Les Hystériques selon Francis Bérezné : le mouvement de déraison

L'art de peindre la folie

Ce que Francis Bérenzé voit dans le célèbre tableau d'André Brouillet, Une leçon clinique à La Salpétrière

En 2010 le peintre et sculpteur Salim Le Kouaghet d’Arcy-Sainte-Restitue a pu inviter son ami Francis Bérezné à exposer, dans la galerie d’art du lycée Léonard-de-Vinci à Soissons, des tableaux des vingt années précédentes, peints après sa sortie de plusieurs longs séjours en établissement psychiatrique. « Je ne suis plus fou » a-t-dit simplement.

On mesurait le chemin parcouru pour sortir du chaos en regardant, d’abord deux tableaux où de petits personnages s’agitent dans tous les sens, et puis l’autoportrait en triptyque de 2010, où il pose dans une robe « de nombreuses couleurs » comme celui de Joseph devant ses frères dans la Bible. Francis Bérezné s’entendait bien avec les couleurs, par lesquelles il illuminait des sujets parfois difficiles d’accès. Il rompait ainsi la lisse façade des visages, révélait le trouble, le frémissement, les élans qui nous habitent.

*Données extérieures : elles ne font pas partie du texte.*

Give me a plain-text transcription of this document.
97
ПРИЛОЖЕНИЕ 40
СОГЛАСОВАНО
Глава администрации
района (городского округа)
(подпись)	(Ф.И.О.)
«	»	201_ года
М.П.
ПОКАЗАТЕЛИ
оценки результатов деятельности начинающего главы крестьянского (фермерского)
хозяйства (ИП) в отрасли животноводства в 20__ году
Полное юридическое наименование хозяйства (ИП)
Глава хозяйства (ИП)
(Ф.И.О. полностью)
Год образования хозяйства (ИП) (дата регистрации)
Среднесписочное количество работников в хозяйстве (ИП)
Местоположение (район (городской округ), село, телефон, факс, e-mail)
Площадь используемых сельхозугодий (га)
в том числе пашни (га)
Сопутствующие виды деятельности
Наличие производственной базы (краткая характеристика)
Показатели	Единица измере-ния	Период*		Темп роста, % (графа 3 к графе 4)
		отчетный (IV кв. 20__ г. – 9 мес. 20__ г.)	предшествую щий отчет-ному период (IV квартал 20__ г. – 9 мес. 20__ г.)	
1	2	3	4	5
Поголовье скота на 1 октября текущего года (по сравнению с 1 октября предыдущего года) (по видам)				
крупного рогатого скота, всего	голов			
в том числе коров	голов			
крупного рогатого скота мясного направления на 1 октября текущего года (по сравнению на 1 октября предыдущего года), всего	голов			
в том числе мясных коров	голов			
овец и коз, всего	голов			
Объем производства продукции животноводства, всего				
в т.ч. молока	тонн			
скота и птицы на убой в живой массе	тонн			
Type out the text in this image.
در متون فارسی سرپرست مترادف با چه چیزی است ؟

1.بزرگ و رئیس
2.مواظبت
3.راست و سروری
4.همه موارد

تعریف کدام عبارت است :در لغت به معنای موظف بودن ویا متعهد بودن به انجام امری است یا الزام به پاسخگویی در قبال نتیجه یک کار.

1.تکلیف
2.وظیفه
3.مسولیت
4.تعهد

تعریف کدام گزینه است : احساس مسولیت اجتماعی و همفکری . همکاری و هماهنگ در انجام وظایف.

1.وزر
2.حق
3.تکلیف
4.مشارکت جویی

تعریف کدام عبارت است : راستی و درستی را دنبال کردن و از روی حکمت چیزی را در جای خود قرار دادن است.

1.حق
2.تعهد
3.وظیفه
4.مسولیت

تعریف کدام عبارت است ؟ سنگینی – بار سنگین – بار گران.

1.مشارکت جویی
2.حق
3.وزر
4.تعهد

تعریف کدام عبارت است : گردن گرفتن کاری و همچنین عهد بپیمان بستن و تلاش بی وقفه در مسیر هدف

Six mois après cette exposition, et les signes d’espoir qui pouvaient – peut-être à tort – s’y percevoir, Francis Bérezné s’est pendu.

En février 2017, l’impact de son art, vu à Soissons, a mené à un second article dans le Vase des Arts au sujet d’une exposition d’une vingtaine de ses toiles à la Halle Saint-Pierre à Paris, sous le titre Les Hystériques. Pendant la décennie précédente Francis Bérezné avait peint des tableaux à partir de photos prises au 19e siècle à l’hôpital de La Salpêtrière pendant les renommées leçons publiques de Charcot, mettant en scène des patientes « hystériques ».

Sa mise en couleurs des sujets de ces images sépia a remis en question la lecture de ses « nombreuses couleurs » : plutôt que la joie de vivre, elles représenteraient le trouble.

Francis Bérezné devant deux panneaux de son autoportrait en triptyque en 2007.

Le Vase des Arts a appris au cours de l’année dernière que Guy et Jean Bérezné, les deux frères de Francis, travaillaient sur un catalogue détaillant la totalité des 143 œuvres inspirées par les photos du livre L’iconographie photographique de La Salpêtrière de Bourneville & Regnard. Le catalogue comprendrait aussi des textes de Francis Bérezné, et quelques commentaires (dont le compte rendu de l’exposition de la Halle Saint-Pierre paru dans Le Vase des Arts).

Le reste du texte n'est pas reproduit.